Although the 50/30/20 rule is for your overall budgeting plan, it should be used in tandem with the 30% rule or 43% rule to account for how much of your monthly income should go to rent as well. The 50/30/20 budget rule is applied to your gross monthly income and is a great benchmark to reduce debt, save money and live comfortably.

  • 50% goes toward living expenses, debt and essentials
    • This category includes your rent, utilities, groceries, gas, household supplies, car insurance, renters insurance and everything you need to get by.
  • 30% goes toward flexible spending
    • This category is used for things such as entertainment, travel and everything you don’t necessarily need but that makes life more enjoyable.
  • 20% goes toward financial goals
    • This category is extremely important, especially as you get older, and it includes investments, savings account and debt-reduction, such as a credit card payment, car loan or student loan.

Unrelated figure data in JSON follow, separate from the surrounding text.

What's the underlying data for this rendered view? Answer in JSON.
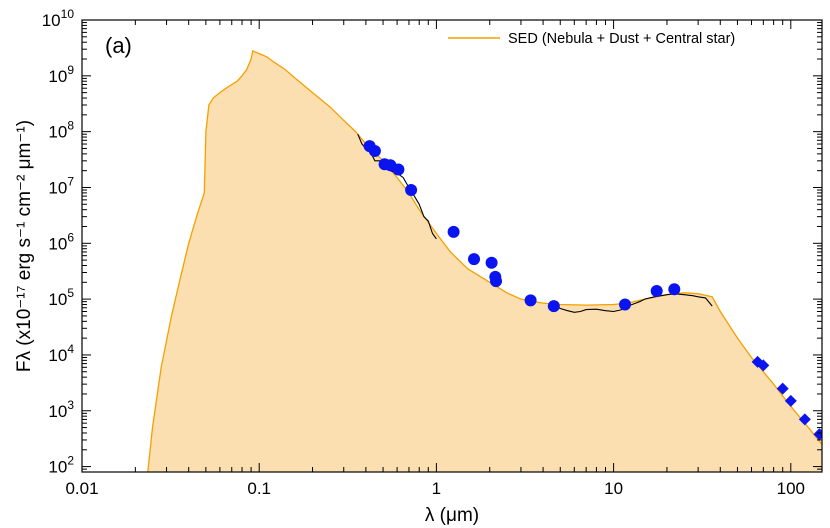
{
  "chart_data": {
    "type": "line",
    "panel_label": "(a)",
    "xlabel": "λ (μm)",
    "ylabel": "Fλ (x10⁻¹⁷ erg s⁻¹ cm⁻² μm⁻¹)",
    "x_scale": "log",
    "y_scale": "log",
    "xlim": [
      0.01,
      150
    ],
    "ylim": [
      80,
      10000000000.0
    ],
    "x_ticks": [
      {
        "value": 0.01,
        "label": "0.01"
      },
      {
        "value": 0.1,
        "label": "0.1"
      },
      {
        "value": 1,
        "label": "1"
      },
      {
        "value": 10,
        "label": "10"
      },
      {
        "value": 100,
        "label": "100"
      }
    ],
    "y_ticks": [
      {
        "value": 100.0,
        "base": "10",
        "exp": "2"
      },
      {
        "value": 1000.0,
        "base": "10",
        "exp": "3"
      },
      {
        "value": 10000.0,
        "base": "10",
        "exp": "4"
      },
      {
        "value": 100000.0,
        "base": "10",
        "exp": "5"
      },
      {
        "value": 1000000.0,
        "base": "10",
        "exp": "6"
      },
      {
        "value": 10000000.0,
        "base": "10",
        "exp": "7"
      },
      {
        "value": 100000000.0,
        "base": "10",
        "exp": "8"
      },
      {
        "value": 1000000000.0,
        "base": "10",
        "exp": "9"
      },
      {
        "value": 10000000000.0,
        "base": "10",
        "exp": "10"
      }
    ],
    "legend": {
      "placement": "top-right",
      "entries": [
        {
          "label": "SED (Nebula + Dust + Central star)",
          "color": "#f5a000"
        }
      ]
    },
    "colors": {
      "sed_line": "#f5a000",
      "sed_fill": "#fbdfb0",
      "observed_spectrum": "#000000",
      "photometry": "#0a14f0"
    },
    "series": [
      {
        "kind": "model_sed",
        "x": [
          0.0235,
          0.025,
          0.028,
          0.032,
          0.036,
          0.04,
          0.045,
          0.049,
          0.05,
          0.052,
          0.055,
          0.06,
          0.065,
          0.07,
          0.075,
          0.08,
          0.085,
          0.09,
          0.092,
          0.094,
          0.1,
          0.11,
          0.12,
          0.14,
          0.16,
          0.2,
          0.25,
          0.3,
          0.35,
          0.4,
          0.5,
          0.6,
          0.7,
          0.8,
          1.0,
          1.2,
          1.5,
          2.0,
          2.5,
          3.0,
          4.0,
          5.0,
          7.0,
          10.0,
          12.0,
          15.0,
          20.0,
          25.0,
          30.0,
          36.0,
          40.0,
          50.0,
          60.0,
          70.0,
          80.0,
          100.0,
          120.0,
          150.0
        ],
        "y": [
          80,
          500,
          6000,
          50000,
          250000,
          1000000,
          3500000,
          8000000,
          100000000,
          300000000,
          400000000,
          500000000,
          600000000,
          700000000,
          800000000,
          1000000000,
          1300000000,
          2000000000,
          2800000000,
          2700000000,
          2500000000,
          2200000000,
          1800000000,
          1300000000,
          900000000,
          500000000,
          280000000,
          160000000,
          100000000,
          60000000,
          30000000,
          15000000,
          8000000,
          4000000,
          1500000,
          700000,
          350000,
          200000,
          130000,
          100000,
          85000,
          80000,
          78000,
          80000,
          85000,
          100000,
          120000,
          130000,
          125000,
          110000,
          60000,
          20000,
          9000,
          5000,
          3000,
          1200,
          600,
          250
        ]
      },
      {
        "kind": "observed_spectrum",
        "x": [
          0.36,
          0.38,
          0.4,
          0.43,
          0.45,
          0.48,
          0.5,
          0.55,
          0.6,
          0.65,
          0.7,
          0.75,
          0.8,
          0.85,
          0.9,
          0.95,
          1.0
        ],
        "y": [
          90000000,
          60000000,
          50000000,
          40000000,
          30000000,
          30000000,
          25000000,
          20000000,
          18000000,
          15000000,
          10000000,
          7000000,
          5000000,
          3000000,
          2500000,
          1500000,
          1200000
        ]
      },
      {
        "kind": "observed_spectrum",
        "x": [
          4.7,
          5.0,
          5.5,
          6.0,
          6.5,
          7.0,
          8.0,
          9.0,
          10.0,
          11.0,
          12.0,
          13.0,
          14.0,
          15.0,
          17.0,
          20.0,
          22.0,
          25.0,
          28.0,
          30.0,
          33.0,
          36.0
        ],
        "y": [
          75000,
          68000,
          62000,
          58000,
          60000,
          65000,
          66000,
          62000,
          60000,
          64000,
          75000,
          82000,
          90000,
          100000,
          110000,
          120000,
          125000,
          120000,
          115000,
          110000,
          105000,
          75000
        ]
      },
      {
        "kind": "photometry",
        "marker": "circle",
        "x": [
          0.42,
          0.45,
          0.51,
          0.55,
          0.61,
          0.72,
          1.25,
          1.63,
          2.05,
          2.15,
          2.17,
          3.4,
          4.6,
          11.6,
          17.5,
          22.0
        ],
        "y": [
          55000000,
          45000000,
          26000000,
          25000000,
          21000000,
          9000000,
          1600000,
          520000,
          450000,
          250000,
          210000,
          95000,
          75000,
          80000,
          140000,
          150000
        ]
      },
      {
        "kind": "photometry",
        "marker": "diamond",
        "x": [
          65,
          70,
          90,
          100,
          120,
          145
        ],
        "y": [
          7500,
          6500,
          2500,
          1500,
          700,
          380
        ]
      }
    ]
  }
}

When you use the 50/30/20 budget rule in tandem with the 30% rule or 43% rule and you stick to them, you’ll be surprised how quickly your debt reduces and your savings or investment accounts grow.

How Much Should You Spend on Rent in a City With High Housing Costs?

The entire state of California and cities like Boston, Seattle, New York City, Miami, Chicago and Washington, D.C. have some of the highest housing costs in the nation — including monthly rent prices. If you’re looking for an apartment or house to rent in those places, you’ll likely exceed 30% of your gross monthly income.

There are a few things you can do to reduce your rent or other expenses. You could forgo living by yourself and get roommates, which can cut your monthly rent by as much as half. You could settle for a smaller apartment or an apartment that’s in the suburbs instead of the city. You can also cut cable and cut down on fast food, coffee runs and entertainment expenses to reduce your overall expenses.

It’s up to you to determine which expenses you can live without. But your financial security will always be greater when you abide by the previous rules!